If only the warmists bothered to read the actual research
Talking about climate change inevitably brings up huge shouting matches. But let's put that to one side for a moment and just start insisting that those who do urge action on it actually read the reports that lead to the urging of action. As The Guardian quite obviously isn't here:
The fact is that it is in the very poorest countries where women have the most children, on average. And where population growth slows, generally economic growth speeds up, and carbon emissions rise faster. This happens on a global scale and even within countries – certainly within the poorer ones where there is most scope for population control, and where, also, the potential for industrialisation is greatest. It is unclear which is cause and which is effect: it is likely that they play off each other. And in some cases, perhaps, population policies go hand in hand with economic reforms. Only in the wealthiest countries, though, which already have lower fertility rates, are these links weakened or even broken.
This phenomenon raises the counterintuitive possibility that curbing population growth could generate higher global emissions than would otherwise be the case.
No, that's not something you're allowed to do. For, as the SRES, the economic models upon which the whole game is based, have entirely the opposite assumptions baked into them. A richer world has a smaller population. And those richer, smaller, worlds have lower emissions than poorer and more populated ones.
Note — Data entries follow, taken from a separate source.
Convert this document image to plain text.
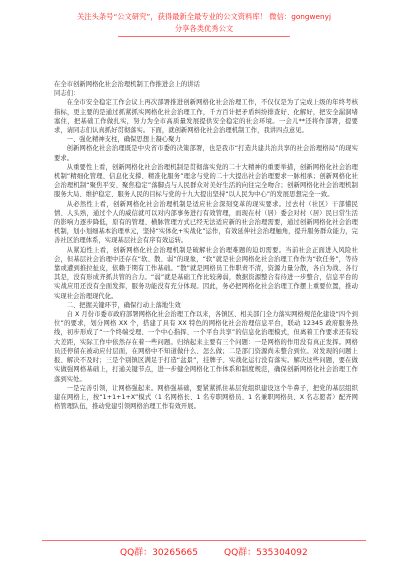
关注头条号“公文研究”，获得最新全最专业的公文资料库！ 微信：gongwenyj
分享各类优秀公文

在全市创新网格化社会治理机制工作推进会上的讲话

同志们：

在全市安全稳定工作会议上再次部署推进创新网格化社会治理工作，不仅仅是为了完成上级的年终考核指标，更主要的是通过抓紧抓实网格化社会治理工作，千方百计把矛盾纠纷排查好、化解好，把安全漏洞堵塞住，把基础工作做扎实，努力为全市高质量发展提供安全稳定的社会环境。一会儿**还将作部署，提要求，请同志们认真抓好贯彻落实。下面，就创新网格化社会治理机制工作，我讲四点意见。

一、强化精神支柱，确保思想上凝心聚力

创新网格化社会治理既是中央省市委的决策部署，也是我市“打造共建共治共享的社会治理格局”的现实要求。

从重要性上看，创新网格化社会治理机制是贯彻落实党的二十大精神的重要举措，创新网格化社会治理机制“精细化管理、信息化支撑、精准化服务”理念与党的二十大提出社会治理要求一脉相承；创新网格化社会治理机制“聚焦平安、聚焦稳定”落脚点与人民群众对美好生活的向往完全吻合；创新网格化社会治理机制服务大局、维护稳定、服务人民的目标与党的十九大提出坚持“以人民为中心”的发展思想完全一致。

从必然性上看，创新网格化社会治理机制是适应社会深刻变革的现实要求。过去村（社区）干部懂民情、人头熟，通过个人的威信就可以对内部事务进行有效管理，而现在村（居）委会对村（居）民日常生活的影响力逐步降低，原有的管理、横脉管理方式已经无法适应新的社会治理需要，通过创新网格化社会治理机制，划小划细基本治理单元，坚持“实体化+实战化”运作，有效延伸社会治理触角，提升服务群众能力，完善社区治理体系，实现基层社会有序有效运转。

从紧迫性上看，创新网格化社会治理机制是破解社会治理难题的迫切需要。当前社会正面进入风险社会，但基层社会治理中还存在“软、散、弱”的现象，“软”就是社会网格化社会治理工作作为“软任务”，等待靠或遭到推拉扯皮，依赖于期有工作基础。“散”就是网格员工作职责不清，资源力量分散，各自为战、各行其是，没有形成齐抓共管的合力。“弱”就是基础工作比较薄弱，数据资源整合有待进一步整合，信息平台的实战应用还没有全面发挥，服务功能没有充分体现。因此，务必把网格化社会治理工作摆上重要位置，推动实现社会治理现代化。

二、把握关键环节，确保行动上落地生效

自 X 月份市委市政府部署网格化社会治理工作以来，各镇区、相关部门全力落实网格规范化建设“四个到位”的要求，划分网格 XX 个，搭建了具有 XX 特色的网格化社会治理信息平台，联动 12345 政府服务热线，初步形成了“一个终端受理、一个中心指挥、一个平台共享”的信息化治理模式，但离着工作要求还有较大差距，实际工作中依然存在着一些问题。归纳起来主要有三个问题：一是网格的作用没有真正发挥。网格员还停留在被动应付层面，在网格中不知道做什么、怎么做；二是部门资源尚未整合到位。对发现的问题上报、解决不及时；三是个别镇区满足于打造“盆景”，挂牌子、实战化运行没有落实。解决这些问题，要在做实做强网格基础上，打通关键节点，进一步健全网格化工作体系和制度规范，确保创新网格化社会治理工作落到实处。

一是完善引领，让网格强起来。网格强基础，要紧紧抓住基层党组织建设这个牛鼻子，把党的基层组织建在网格上，按“1+1+1+X”模式（1 名网格长、1 名专职网格员、1 名兼职网格员、X 名志愿者）配齐网格管理队伍，推动党建引领网格治理工作有效开展。

QQ群：30265665	QQ群：535304092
Other than the entirely extreme world of A1FI that is (and really, nobody believes that coal is going to provide 50% of energy in 2100).
Economic growth leads to falling fertility and thus a smaller future population. The combination of these two is part of the solution to climate change, not part of the problem.
It is, of course, fine to have differing views on the subject itself. But we're adamant that whatever your views are they must at least be consistent with the evidence that leads you to them.